Quando a disputa da esquerda é o centro político, a balança de poder se inclina decisivamente a favor da direita, porque a disputa eleitoral pelo centro político é hegemonizada pelo chamado senso comum imposto pela direita de que não há outra forma possível de governar, portanto, essa mudança de tentar ganhar o centro está cada vez mais se deslocando para a direita, que é quem, em última instância, tem um projeto estratégico de longo prazo.
Os eleitores de hoje não percebem nenhum ponto de vista alternativo importante, o que leva a uma confusão que pode acabar muito próxima dos objetivos da direita. As câmaras empresariais do Uruguai disseram que não há diferenças substanciais entre os partidos que disputam o governo.
9) Finalmente, fale-nos sobre as abordagens do PVP?
Como PVP, vemos a necessidade de transformações profundas que permitirão outro ciclo progressivo, caso contrário, a maquiagem superficial só garante retrocessos.
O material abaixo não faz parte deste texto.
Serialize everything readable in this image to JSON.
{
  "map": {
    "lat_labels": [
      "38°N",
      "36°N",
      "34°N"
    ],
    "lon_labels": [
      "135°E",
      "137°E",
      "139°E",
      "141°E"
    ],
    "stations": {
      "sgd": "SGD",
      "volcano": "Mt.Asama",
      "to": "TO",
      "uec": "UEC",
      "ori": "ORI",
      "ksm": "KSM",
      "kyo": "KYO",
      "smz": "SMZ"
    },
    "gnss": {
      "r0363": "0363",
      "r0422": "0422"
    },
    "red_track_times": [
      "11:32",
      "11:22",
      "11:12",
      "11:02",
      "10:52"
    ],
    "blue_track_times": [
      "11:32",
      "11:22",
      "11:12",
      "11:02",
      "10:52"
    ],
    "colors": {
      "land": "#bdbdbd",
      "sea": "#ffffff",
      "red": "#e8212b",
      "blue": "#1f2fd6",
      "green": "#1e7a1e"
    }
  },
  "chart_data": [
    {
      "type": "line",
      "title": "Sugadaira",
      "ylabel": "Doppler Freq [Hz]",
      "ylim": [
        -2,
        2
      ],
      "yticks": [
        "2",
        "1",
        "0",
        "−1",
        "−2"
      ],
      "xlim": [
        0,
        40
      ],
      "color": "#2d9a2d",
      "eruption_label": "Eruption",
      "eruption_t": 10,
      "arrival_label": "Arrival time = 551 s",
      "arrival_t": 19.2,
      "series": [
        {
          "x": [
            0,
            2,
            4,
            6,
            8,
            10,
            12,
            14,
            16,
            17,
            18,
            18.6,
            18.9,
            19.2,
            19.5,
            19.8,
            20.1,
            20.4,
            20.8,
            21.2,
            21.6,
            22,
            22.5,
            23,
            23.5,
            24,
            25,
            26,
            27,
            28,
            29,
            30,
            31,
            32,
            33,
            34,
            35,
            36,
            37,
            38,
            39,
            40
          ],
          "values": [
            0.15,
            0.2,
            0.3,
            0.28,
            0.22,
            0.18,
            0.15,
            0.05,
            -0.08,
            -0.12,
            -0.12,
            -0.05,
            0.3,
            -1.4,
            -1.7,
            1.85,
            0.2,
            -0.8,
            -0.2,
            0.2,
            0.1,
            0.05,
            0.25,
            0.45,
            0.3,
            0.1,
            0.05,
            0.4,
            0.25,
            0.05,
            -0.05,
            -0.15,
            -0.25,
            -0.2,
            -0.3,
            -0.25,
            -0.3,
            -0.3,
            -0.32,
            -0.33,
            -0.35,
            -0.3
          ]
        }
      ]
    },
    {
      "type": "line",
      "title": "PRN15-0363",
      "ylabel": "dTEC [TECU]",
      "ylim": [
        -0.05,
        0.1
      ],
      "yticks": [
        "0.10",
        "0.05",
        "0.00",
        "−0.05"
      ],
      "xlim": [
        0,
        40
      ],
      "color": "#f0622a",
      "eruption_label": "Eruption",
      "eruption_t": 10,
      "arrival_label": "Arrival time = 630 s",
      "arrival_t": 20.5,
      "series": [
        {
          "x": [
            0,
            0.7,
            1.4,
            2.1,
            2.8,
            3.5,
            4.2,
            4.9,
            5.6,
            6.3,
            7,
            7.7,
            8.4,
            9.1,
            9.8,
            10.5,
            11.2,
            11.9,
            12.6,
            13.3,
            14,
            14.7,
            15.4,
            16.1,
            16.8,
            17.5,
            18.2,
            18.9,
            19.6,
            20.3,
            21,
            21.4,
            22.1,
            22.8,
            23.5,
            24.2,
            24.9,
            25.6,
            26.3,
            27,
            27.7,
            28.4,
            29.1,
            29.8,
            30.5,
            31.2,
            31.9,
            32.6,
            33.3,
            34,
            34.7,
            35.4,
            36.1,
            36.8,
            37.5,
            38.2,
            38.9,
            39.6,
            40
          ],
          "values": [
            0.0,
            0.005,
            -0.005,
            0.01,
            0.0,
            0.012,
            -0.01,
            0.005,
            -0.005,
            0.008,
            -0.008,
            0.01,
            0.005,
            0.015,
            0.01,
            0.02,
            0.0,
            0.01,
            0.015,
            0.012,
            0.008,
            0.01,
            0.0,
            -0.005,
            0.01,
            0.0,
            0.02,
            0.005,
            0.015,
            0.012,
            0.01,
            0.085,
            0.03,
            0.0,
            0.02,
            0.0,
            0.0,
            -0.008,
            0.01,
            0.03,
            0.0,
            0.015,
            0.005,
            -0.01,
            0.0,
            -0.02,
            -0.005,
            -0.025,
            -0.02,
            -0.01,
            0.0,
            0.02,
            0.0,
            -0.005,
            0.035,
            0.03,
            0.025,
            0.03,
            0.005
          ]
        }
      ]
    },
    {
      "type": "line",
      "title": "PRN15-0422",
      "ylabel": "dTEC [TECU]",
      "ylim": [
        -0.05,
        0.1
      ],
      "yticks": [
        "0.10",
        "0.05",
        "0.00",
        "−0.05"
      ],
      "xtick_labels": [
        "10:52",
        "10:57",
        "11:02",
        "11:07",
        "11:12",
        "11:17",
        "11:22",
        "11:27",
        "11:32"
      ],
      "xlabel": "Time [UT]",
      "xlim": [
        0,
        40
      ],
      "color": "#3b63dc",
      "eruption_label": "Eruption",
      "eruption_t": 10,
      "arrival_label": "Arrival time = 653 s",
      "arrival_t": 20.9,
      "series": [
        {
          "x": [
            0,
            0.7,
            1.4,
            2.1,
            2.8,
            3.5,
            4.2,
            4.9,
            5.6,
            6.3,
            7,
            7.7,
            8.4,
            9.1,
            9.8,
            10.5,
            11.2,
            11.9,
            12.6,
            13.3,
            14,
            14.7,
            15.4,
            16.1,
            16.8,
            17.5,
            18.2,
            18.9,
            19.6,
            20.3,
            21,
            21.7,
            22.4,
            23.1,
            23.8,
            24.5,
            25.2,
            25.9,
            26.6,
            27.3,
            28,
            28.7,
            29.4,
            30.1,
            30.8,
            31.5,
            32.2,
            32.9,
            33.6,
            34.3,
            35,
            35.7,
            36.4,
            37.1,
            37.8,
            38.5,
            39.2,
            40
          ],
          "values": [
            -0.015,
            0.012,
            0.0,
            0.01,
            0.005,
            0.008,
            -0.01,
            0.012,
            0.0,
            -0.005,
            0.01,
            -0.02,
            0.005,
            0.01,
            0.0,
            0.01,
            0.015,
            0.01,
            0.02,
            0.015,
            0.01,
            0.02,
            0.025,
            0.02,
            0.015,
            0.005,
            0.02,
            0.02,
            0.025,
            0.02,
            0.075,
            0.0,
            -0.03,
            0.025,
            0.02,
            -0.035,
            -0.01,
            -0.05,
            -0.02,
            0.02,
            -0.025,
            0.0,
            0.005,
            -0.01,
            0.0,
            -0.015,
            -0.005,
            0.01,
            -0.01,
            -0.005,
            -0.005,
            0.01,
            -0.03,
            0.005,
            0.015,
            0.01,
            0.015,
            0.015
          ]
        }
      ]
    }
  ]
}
Algumas de nossas principais propostas com as quais continuaremos avançando e promovendo não apenas no próximo período legislativo, mas também em todos os espaços de discussão política que tivermos:
Mudanças no regime fiscal envolvendo ajustes financeiros do Estado e sua dívida pública. Nova reforma tributária que inclui grandes fortunas, maior tributação sobre lucros corporativos, um imposto de renda progressivo, um alto imposto sobre herança. Estudo aprofundado da possibilidade de tributar a renda agrícola extraordinária, revisão das isenções fiscais. Reforma do fundo militar.
Redução da jornada de trabalho, socializando parte dos lucros que o grande capital obtém com a incorporação de tecnologia para substituir empregos. Recompor e retomar as tarefas nos setores do Estado que foram muito negligenciados nos últimos anos. Defesa do setor público: com ênfase na educação pública, por uma educação laica, gratuita e obrigatória, com a participação de todos os atores envolvidos e os recursos necessários para sua implementação desde a primeira infância até o nível universitário em todo o país. Esse foi um dos grandes nós dos governos progressistas.
A luta pelos direitos humanos e contra todas as formas de impunidade diante do avanço autoritário, que busca modificar os padrões de ação social coletiva, as formas de ação política, impor novos tipos de relações e um novo conceito de autoridade, aplicando uma lógica punitiva como método de intimidação. Fortalecer a luta pela memória, pela verdade, pela justiça e pelo nunca mais.